For those of you that have Scott Hargis's Lighting Interiors eBook or have been hanging out in the PFRE flickr group for any amount of time, you understand why Nikon SB-80dx manual flashes are THE small flash of choice for real estate photographers so move along, there's nothing here for you. However, the questions I've gotten recently about, "why not use some of the SB-80DX alternatives", indicate it would be good to recap what's so special about the SB-80dx and how do you set them up.
First of all let's get some of the basic assumptions out of the way:
- We are talking small manual flash here. Scott's eBook makes the case for using manual small flash and shows you how to do it. Nikon CLS and Canon E-TTL is just not reliable enough for interiors. The infrared signals will work OK some of the time, but they work best with line-of-sight conditions. The signal will bounce around corners, but not reliably. With interiors work, we rarely have line-of-sight.
- This manual small flash approach is for any type DSLR: Canon, Nikon and all other DSLR bodies. Optical triggering is not brand-specific.

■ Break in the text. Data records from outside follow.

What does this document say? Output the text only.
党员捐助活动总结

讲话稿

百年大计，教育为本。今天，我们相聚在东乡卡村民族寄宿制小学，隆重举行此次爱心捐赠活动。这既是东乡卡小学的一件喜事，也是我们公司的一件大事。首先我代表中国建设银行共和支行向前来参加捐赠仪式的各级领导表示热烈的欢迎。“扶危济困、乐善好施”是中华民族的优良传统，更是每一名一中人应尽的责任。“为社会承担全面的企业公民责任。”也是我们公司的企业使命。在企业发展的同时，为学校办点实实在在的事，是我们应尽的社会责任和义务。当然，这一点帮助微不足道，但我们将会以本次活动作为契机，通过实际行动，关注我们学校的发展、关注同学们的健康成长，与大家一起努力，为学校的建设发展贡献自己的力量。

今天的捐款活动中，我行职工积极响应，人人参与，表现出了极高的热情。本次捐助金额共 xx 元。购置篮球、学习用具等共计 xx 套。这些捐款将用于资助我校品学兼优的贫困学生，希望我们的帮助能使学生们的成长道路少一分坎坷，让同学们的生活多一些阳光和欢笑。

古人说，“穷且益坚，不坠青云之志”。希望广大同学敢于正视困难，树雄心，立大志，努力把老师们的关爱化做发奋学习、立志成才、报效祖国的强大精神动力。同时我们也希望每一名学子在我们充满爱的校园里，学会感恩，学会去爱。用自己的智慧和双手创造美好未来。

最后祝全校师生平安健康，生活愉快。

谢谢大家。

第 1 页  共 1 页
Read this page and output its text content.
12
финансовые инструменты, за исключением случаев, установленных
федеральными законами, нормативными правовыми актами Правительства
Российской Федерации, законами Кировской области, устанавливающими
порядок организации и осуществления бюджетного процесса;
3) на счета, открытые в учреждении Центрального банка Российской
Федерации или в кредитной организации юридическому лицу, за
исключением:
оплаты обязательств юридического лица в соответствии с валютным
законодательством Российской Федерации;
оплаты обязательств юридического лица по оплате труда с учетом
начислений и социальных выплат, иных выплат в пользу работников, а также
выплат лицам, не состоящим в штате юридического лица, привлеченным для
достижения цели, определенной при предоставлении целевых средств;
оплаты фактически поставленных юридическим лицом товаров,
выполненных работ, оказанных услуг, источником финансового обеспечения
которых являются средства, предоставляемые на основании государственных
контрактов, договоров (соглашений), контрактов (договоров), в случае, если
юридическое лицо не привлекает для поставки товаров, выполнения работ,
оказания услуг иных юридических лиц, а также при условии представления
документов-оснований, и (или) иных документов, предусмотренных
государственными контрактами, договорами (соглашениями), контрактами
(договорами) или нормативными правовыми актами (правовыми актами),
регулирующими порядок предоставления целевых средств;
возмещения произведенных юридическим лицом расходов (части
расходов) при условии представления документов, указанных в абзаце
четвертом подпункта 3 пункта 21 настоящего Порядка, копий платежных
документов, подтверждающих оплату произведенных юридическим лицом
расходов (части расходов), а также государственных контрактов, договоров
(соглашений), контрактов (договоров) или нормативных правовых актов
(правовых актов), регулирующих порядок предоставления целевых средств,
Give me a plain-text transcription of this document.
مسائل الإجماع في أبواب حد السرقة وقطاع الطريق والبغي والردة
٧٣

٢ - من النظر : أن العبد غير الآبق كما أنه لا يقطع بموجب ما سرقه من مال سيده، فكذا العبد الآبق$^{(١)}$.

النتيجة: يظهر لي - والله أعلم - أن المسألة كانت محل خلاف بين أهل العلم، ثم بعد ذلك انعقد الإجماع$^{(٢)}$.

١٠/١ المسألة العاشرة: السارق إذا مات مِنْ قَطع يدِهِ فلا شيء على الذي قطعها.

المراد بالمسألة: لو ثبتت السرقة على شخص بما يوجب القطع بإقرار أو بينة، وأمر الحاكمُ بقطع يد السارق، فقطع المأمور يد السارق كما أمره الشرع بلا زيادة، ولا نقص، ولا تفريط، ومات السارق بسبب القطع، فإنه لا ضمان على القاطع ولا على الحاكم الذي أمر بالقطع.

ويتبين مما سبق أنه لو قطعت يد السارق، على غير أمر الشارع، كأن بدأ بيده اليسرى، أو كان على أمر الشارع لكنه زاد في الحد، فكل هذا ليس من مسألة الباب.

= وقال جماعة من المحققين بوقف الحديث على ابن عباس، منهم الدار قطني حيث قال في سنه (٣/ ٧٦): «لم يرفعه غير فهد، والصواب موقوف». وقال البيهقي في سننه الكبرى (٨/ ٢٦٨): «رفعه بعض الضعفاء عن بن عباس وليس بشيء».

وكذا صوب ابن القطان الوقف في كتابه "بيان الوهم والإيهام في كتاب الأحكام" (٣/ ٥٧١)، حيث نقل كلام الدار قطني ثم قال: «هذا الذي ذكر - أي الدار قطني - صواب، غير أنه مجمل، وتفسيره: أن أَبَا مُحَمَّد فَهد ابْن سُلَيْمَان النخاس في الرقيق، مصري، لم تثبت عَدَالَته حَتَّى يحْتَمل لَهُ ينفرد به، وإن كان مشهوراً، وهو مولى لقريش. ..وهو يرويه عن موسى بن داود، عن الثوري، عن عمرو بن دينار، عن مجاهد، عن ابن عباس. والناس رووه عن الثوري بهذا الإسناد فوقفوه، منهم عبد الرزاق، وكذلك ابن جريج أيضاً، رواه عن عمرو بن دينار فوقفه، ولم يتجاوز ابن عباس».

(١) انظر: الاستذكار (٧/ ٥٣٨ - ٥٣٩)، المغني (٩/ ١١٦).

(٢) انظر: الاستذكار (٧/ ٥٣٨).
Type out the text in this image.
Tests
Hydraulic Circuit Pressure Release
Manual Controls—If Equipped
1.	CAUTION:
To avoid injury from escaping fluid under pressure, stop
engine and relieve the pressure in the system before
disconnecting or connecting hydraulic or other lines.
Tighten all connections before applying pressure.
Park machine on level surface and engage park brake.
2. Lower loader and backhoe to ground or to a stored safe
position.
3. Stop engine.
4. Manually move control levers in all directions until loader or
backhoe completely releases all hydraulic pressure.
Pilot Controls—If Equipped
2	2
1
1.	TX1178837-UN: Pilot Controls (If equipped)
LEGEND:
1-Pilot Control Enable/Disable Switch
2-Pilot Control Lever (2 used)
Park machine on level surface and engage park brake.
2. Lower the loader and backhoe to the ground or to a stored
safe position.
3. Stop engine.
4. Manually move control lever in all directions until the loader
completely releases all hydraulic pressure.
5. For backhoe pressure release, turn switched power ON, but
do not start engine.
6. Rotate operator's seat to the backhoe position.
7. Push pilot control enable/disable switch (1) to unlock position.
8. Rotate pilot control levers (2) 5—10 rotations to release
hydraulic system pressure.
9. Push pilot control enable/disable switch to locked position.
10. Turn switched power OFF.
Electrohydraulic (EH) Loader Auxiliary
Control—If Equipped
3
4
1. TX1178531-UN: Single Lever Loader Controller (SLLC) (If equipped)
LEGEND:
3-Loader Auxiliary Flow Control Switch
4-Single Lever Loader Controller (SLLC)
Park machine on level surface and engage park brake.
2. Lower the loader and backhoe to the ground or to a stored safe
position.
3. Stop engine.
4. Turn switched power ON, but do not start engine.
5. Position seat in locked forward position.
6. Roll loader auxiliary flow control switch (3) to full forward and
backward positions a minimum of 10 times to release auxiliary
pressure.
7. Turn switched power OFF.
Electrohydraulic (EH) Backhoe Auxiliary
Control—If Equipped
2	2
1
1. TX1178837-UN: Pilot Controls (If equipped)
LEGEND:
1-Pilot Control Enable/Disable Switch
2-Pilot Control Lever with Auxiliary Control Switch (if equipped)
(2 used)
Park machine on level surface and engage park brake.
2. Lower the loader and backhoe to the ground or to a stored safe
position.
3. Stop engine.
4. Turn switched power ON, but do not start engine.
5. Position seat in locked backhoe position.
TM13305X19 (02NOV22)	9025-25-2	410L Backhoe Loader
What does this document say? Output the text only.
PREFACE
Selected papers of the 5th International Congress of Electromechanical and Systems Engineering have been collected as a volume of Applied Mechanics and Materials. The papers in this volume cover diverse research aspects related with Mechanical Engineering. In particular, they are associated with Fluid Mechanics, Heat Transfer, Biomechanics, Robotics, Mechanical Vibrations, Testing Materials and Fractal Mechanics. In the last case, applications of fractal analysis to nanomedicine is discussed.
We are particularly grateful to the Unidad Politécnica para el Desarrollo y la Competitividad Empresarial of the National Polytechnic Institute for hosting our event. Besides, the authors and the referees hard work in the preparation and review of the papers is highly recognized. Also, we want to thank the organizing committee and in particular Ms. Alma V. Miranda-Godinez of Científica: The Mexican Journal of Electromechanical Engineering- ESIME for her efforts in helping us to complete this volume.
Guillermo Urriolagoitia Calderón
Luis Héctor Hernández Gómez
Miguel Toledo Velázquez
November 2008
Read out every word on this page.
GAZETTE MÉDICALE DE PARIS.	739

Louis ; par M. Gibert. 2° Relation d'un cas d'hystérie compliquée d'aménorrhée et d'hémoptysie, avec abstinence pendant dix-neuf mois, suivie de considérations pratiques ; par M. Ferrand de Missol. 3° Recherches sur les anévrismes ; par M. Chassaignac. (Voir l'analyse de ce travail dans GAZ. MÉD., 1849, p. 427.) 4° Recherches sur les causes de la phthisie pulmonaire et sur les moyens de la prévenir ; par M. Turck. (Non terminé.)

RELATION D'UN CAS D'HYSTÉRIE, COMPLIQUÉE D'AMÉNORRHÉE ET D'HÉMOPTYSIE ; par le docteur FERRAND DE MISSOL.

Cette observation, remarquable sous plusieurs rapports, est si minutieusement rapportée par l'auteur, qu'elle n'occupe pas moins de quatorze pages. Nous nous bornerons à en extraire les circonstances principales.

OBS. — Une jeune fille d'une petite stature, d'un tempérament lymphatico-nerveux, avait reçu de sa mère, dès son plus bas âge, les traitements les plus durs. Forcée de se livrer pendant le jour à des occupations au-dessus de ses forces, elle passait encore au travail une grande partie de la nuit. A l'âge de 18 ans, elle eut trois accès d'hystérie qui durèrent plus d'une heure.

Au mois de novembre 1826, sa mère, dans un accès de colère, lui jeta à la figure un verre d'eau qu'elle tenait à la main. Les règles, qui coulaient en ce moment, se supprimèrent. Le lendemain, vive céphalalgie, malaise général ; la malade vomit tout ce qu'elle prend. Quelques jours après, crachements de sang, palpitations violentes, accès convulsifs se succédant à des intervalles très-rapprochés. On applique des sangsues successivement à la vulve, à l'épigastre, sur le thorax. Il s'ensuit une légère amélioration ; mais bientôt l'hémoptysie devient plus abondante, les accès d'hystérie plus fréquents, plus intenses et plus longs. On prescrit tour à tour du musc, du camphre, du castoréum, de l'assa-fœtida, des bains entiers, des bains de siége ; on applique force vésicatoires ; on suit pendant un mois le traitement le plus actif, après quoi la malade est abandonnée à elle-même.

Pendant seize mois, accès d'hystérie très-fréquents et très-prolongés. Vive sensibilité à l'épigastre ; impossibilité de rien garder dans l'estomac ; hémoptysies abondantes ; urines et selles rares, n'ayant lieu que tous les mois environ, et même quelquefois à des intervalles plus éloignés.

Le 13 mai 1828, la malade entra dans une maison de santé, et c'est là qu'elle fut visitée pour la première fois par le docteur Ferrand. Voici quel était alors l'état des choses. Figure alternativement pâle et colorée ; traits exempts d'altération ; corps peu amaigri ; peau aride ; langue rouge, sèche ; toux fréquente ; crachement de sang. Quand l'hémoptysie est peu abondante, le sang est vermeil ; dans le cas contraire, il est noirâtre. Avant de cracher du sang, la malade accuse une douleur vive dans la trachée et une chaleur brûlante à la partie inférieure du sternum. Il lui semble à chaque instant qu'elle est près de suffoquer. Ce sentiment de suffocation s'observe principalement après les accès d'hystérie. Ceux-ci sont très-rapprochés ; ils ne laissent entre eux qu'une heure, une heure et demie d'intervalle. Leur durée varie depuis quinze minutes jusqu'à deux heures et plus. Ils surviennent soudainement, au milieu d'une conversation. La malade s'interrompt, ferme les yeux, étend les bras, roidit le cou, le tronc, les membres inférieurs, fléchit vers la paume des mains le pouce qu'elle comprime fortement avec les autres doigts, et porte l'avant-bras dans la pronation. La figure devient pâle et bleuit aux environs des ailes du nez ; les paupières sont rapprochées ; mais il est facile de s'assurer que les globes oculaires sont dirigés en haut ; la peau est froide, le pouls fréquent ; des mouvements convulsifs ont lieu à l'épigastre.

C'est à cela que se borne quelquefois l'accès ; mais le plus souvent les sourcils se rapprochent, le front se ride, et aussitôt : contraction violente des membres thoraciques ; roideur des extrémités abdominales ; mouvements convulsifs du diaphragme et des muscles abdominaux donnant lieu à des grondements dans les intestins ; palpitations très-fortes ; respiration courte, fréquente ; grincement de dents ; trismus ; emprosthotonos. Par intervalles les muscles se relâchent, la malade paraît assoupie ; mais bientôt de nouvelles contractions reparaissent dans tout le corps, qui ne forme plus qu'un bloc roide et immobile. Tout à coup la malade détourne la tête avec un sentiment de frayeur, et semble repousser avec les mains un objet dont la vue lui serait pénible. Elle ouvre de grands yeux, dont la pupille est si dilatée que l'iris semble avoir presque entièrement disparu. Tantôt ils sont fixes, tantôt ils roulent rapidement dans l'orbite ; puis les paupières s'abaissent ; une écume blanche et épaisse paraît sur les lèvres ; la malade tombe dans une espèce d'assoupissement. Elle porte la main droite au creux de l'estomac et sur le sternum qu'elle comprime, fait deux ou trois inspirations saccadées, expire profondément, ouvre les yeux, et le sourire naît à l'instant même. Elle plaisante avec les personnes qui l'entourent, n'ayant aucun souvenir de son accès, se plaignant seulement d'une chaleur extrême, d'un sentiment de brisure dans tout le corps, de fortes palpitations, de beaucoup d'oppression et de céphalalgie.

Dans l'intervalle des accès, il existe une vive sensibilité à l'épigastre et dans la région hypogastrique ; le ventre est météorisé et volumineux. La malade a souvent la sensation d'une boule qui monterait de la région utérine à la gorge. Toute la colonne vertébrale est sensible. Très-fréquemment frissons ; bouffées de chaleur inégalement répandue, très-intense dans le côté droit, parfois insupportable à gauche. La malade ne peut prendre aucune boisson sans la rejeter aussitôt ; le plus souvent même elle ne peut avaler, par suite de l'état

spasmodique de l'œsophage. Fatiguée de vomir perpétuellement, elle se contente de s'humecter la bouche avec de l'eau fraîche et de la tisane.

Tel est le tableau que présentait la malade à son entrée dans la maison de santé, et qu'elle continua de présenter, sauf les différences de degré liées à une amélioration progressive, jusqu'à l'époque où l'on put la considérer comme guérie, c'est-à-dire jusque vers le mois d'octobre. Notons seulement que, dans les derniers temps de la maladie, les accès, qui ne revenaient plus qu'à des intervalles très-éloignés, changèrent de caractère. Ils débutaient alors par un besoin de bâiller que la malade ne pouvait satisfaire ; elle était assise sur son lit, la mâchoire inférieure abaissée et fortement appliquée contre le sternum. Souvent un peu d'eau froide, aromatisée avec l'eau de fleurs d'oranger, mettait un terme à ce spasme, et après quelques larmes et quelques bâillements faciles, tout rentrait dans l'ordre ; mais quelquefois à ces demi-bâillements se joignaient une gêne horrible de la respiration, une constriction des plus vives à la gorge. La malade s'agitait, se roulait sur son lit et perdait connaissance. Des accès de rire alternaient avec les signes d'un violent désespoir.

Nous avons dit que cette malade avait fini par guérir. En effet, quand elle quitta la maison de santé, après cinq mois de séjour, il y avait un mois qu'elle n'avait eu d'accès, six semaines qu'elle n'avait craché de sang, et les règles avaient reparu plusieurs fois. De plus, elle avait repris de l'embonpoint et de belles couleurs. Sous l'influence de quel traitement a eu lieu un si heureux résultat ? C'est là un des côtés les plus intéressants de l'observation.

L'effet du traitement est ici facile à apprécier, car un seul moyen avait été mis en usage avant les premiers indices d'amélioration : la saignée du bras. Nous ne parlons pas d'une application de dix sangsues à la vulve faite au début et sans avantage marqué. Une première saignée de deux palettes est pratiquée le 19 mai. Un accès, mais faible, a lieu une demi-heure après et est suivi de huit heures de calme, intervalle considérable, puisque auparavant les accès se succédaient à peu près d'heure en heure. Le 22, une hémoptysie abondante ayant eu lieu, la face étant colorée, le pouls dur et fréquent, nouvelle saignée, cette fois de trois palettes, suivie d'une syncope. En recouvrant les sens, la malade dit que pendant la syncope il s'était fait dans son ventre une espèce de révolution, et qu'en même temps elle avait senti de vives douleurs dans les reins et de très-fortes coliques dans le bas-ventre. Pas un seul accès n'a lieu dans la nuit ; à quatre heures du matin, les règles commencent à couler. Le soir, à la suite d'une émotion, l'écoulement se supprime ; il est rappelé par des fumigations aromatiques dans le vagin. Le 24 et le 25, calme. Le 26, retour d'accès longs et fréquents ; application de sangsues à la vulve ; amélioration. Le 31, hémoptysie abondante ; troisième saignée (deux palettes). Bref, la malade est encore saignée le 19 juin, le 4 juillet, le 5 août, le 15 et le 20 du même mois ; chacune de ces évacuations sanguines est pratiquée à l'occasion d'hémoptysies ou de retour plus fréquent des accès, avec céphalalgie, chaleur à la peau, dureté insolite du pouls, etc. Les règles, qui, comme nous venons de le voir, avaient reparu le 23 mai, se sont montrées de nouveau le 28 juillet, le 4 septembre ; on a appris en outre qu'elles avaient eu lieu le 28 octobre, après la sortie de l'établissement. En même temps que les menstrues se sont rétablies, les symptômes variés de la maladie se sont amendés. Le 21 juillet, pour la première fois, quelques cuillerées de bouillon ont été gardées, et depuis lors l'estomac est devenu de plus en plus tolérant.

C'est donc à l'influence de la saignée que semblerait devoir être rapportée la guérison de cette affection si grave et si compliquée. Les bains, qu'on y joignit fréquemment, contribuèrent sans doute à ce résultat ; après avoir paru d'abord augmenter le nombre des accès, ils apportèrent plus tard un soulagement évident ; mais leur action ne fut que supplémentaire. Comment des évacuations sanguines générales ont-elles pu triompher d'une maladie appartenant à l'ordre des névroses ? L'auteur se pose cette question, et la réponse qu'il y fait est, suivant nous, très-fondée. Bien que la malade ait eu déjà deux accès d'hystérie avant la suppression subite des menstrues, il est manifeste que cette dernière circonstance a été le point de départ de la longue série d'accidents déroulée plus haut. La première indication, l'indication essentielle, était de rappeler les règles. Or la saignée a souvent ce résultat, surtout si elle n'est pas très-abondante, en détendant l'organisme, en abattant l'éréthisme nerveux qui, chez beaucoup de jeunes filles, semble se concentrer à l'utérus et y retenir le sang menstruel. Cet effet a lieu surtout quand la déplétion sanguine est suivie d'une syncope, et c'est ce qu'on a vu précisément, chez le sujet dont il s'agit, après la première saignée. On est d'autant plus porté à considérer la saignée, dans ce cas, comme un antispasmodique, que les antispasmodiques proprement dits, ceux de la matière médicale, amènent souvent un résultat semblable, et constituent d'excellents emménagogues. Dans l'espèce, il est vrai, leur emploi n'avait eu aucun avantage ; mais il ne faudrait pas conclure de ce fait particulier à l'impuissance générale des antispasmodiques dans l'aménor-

- Flash triggering is as the diagram from Scott's book above illustrates. Some kind of radio triggering from the camera to the first flash and optical triggering for all other flashes. There are many alternatives (Cybersyncs, Skyports, Cactus, RadioPoppers, etc.) for the triggering of the first flash. Pocket Wizards are the "gold standard" for radio triggers. You could also mount a flash on the camera's hot-shoe (when the on-camera flash fires all optical triggered flashes will trigger), and eliminate the need for any radio trigger at all!
So, you can see from the diagram that the only requirement for the first flash is that you can connect your radio triggering device to it. But the requirements for all of the rest of your flashes are:
- Very sensitive, reliable, built-in optical slave.
- The optical triggering should be good enough that it works around corners.
- You want to have total and complete control of power adjustments for these flashes.
- Doesn't cost an arm and a leg because you want to carry a bunch of them.
Here is a list of all the flashes I know of that are a possible fit:
- Nikon SB-80DX - Cost about $180-$200 on Ebay, Amazon, Keh.com
- Nikon SB-26 - Cost <$100 Ebay - This flash is not as powerful as the SB-80 and the power is not as adjustable as the SB-80.
- LumoPro LP160 - Cost $159 - David Hobby gives this flash a positive review but I hear other complaints about build quality.
- Yougnuo YN-560 - Cost $75 - David Hobby's review reports this flash has build quality issues.
- Vivitar 285HV- with Wein Peanut optical trigger cost $110 - David Hobby reports some quality control issues with this flash.
- Nikon SB-800 - Does everything you want, but expensive!
- Nikon SB-900 - Does everything you want, but really expensive!
The bottom line is that the SB-80dx is reliable, has great optical trigger sensitivity, has excellent build quality so even at $180 to $200 that it has become these days, it is one best small flashes for real estate photography.